Stupidly, I’ve been reading my semi-junk mail, you know the stuff you get sent from job boards, alerting you to jobs you might be interested in. Thankfully the masseuse placement ads have abated, but I still get occasional ones for CICs which is almost as dodgy. Very, very occasionally, up pops one for FileMaker work.
Hey-ho, then, I’d submitted an enquiry about a 3-month contract, which would involve a weekly commute. I submitted it at 8:00. I had a human generated email at 8:02, asking me to call ASAP. In CAPS. I like to start the morning with a little light comedy, so I think what the hell. I click the number.
The recruiter couldn’t give me very much in the way of job details or position, other than the location, and that it was for an insurance company. His clear intention was to get a day-rate out of me, whilst giving as little info to me as possible. I found this frustrating, as I don’t do end-runs around middlemen - it does your reputation no good, always ends in tears, and to be honest it’s impolite. I’m pretty sure he won’t be putting my name forward, because I’m over their budget. That’s fine. I’m also fairly sure he won’t be getting back in touch, despite saying he would: that’s been my experience of recruiters; perhaps I’m getting old, or perhaps I’ve been talking to the wrong agencies.

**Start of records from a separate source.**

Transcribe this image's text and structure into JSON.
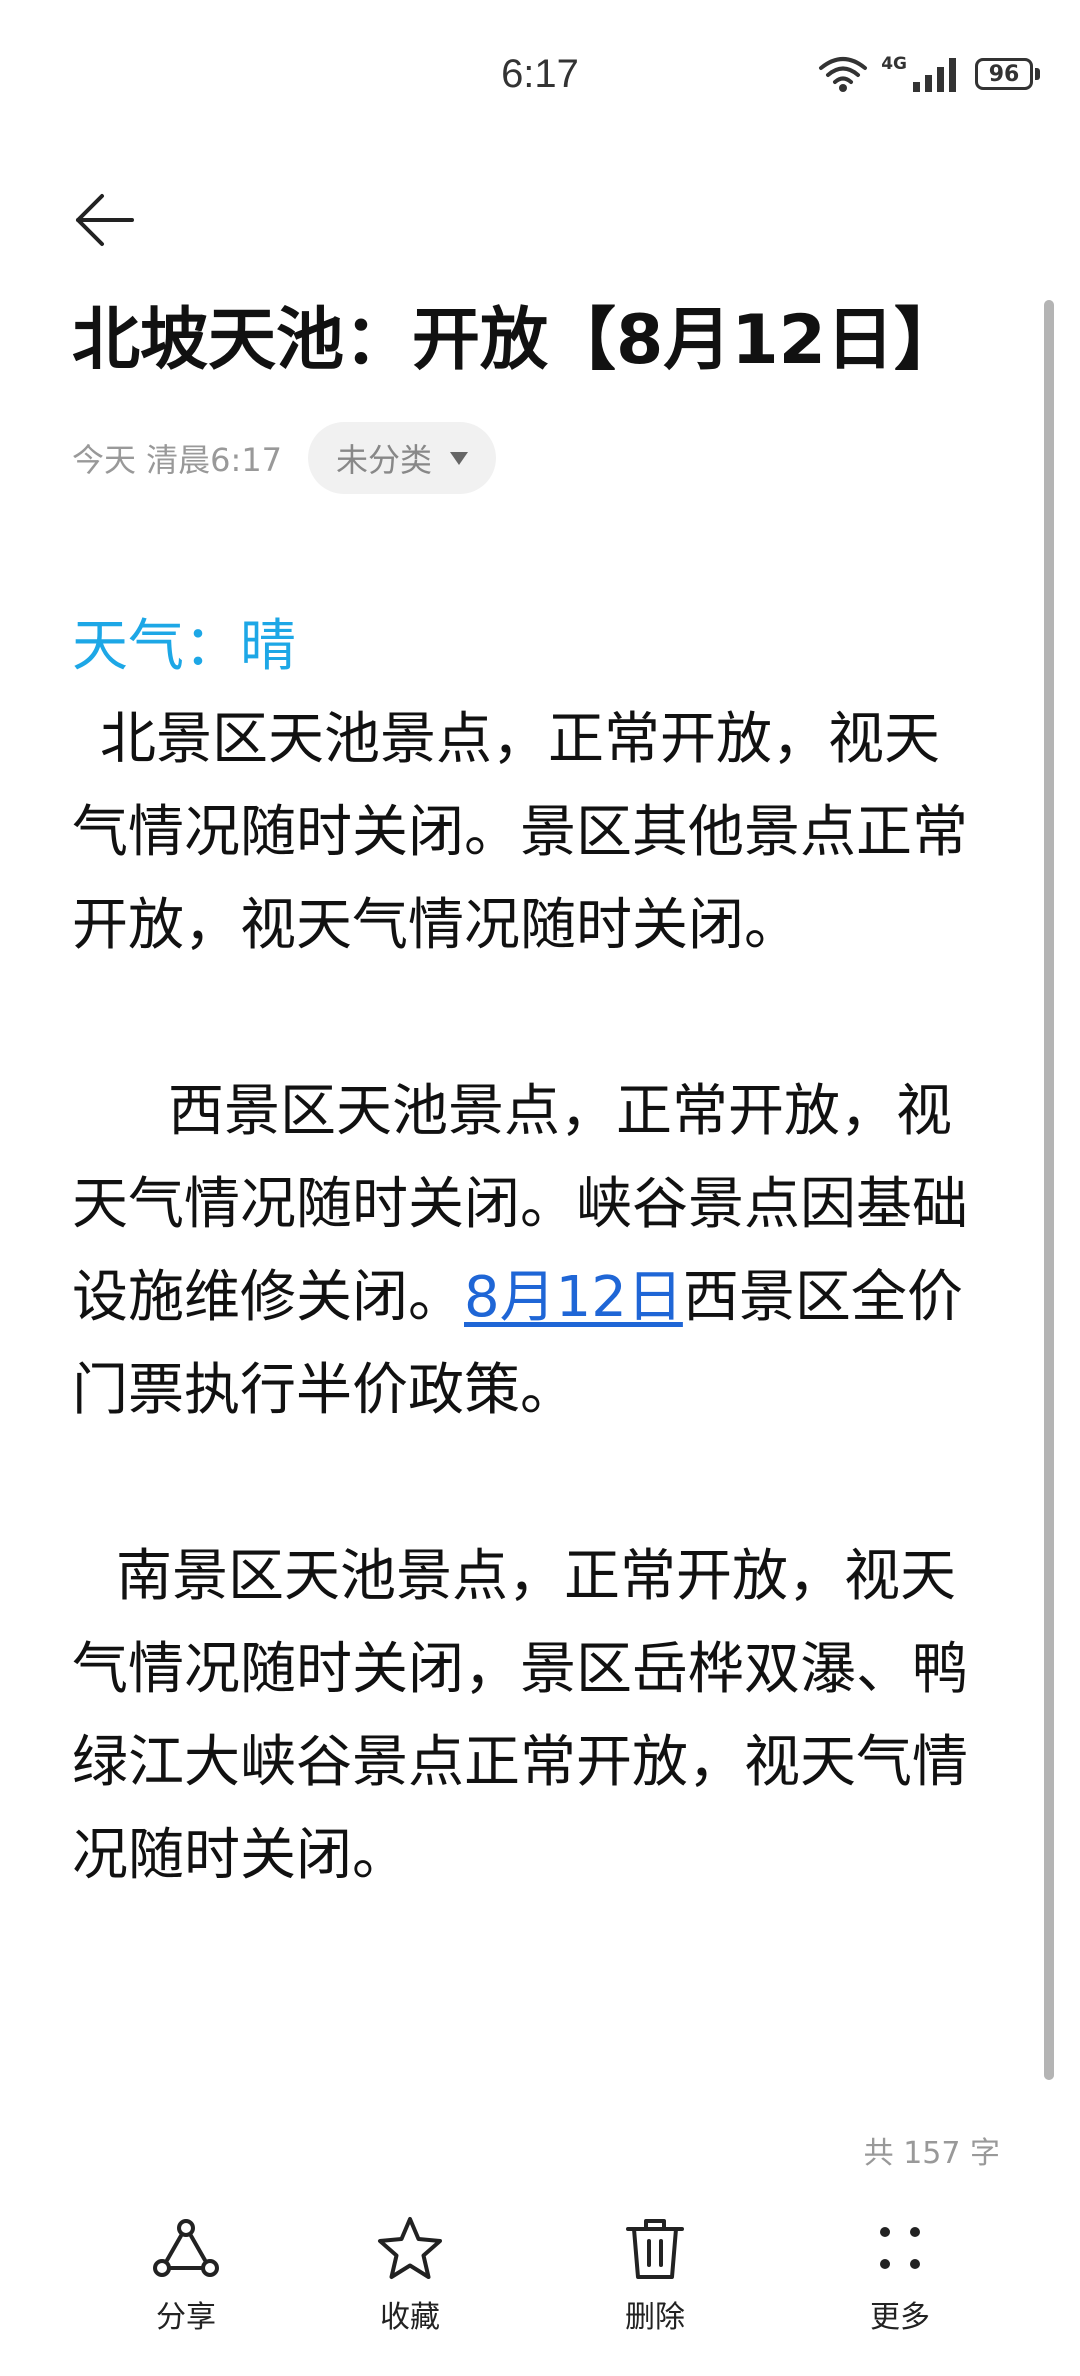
{
  "status_bar": {
    "time": "6:17",
    "network_label": "4G",
    "battery_level": "96"
  },
  "note": {
    "title": "北坡天池：开放【8月12日】",
    "date": "今天 清晨6:17",
    "category": "未分类",
    "weather": "天气：晴",
    "paragraph1": "北景区天池景点，正常开放，视天气情况随时关闭。景区其他景点正常开放，视天气情况随时关闭。",
    "paragraph2_before": "西景区天池景点，正常开放，视天气情况随时关闭。峡谷景点因基础设施维修关闭。",
    "paragraph2_link": "8月12日",
    "paragraph2_after": "西景区全价门票执行半价政策。",
    "paragraph3": "南景区天池景点，正常开放，视天气情况随时关闭，景区岳桦双瀑、鸭绿江大峡谷景点正常开放，视天气情况随时关闭。",
    "word_count": "共 157 字"
  },
  "toolbar": {
    "share_label": "分享",
    "favorite_label": "收藏",
    "delete_label": "删除",
    "more_label": "更多"
  },
  "icons": [
    "back-arrow-icon",
    "wifi-icon",
    "signal-icon",
    "battery-icon",
    "chevron-down-icon",
    "share-icon",
    "star-icon",
    "trash-icon",
    "more-icon"
  ],
  "colors": {
    "weather_text": "#1da7e6",
    "link": "#1f66d6",
    "secondary_text": "#999999",
    "chip_background": "#f1f1f1"
  }
}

I then received an email from an associated CV Review company, offering a free review of my CV. How very kind. Given that this isn’t something I do very often, and in fact the CV I’d submitted was a straight download of the LinkedIn auto-generated PDF, I think what the hell. I click the link. Another 1 minute later (no, wait, literally six zero seconds later) I receive a phone call from the Review company. The woman on the phone claimed to have read my CV and wanted to go through it with me.
Now, salient fact; I read roughly 600 words a minute (or half that when reading upside-down). Useful in this game, and yes, a trick that’s got me out of scrapes many times. It could be argued that a recruitment consultant would be able to bin a CV after a quick glance (20 seconds) in terms of layout, spelling, etc, but in order to comment on the content of the CV, well, one would have thought you’d have spent 2 minutes reading it. It became clear that this wasn’t a review, but a sales pitch, but hey, fair enough it was free. No complaints. But the price of a review? £750 + VAT.
I’m in the wrong job.
At 9am I had a dentist appointment. Just as I’m leaving, my wife asks me how much the treatment is going to be. I have no idea, but promise I’ll check before sitting down in the chair. I don’t even get as far as the chair. The receptionist greets me with a waiver form to sign, and I point out that there’s no pound sign on it. How much is the treatment going to cost? She pulls up my record on the screen - nice, two clicks, 10 seconds - prints out the INVOICE. Not quote, INVOICE. Remember, I have not yet parked my backside, and I certainly haven’t been given a quotation or note outlining what the treatment will cost.
£570 for a mouth guard, un-needed X-Ray, two minor fillings, two trips to the dental hygienist, and 1 hour actually spent in the dentist’s chair.
I’m in the wrong job.
In Other News
I’ve bought a sports mouthguard for £20. And added ‘Dentistry’ to my job search terms.
I was wrong! The recruiter did get back to me, and politely too. Yep, I’m too pricey. Trouble is, I’m left wondering where he gets his teeth looked at?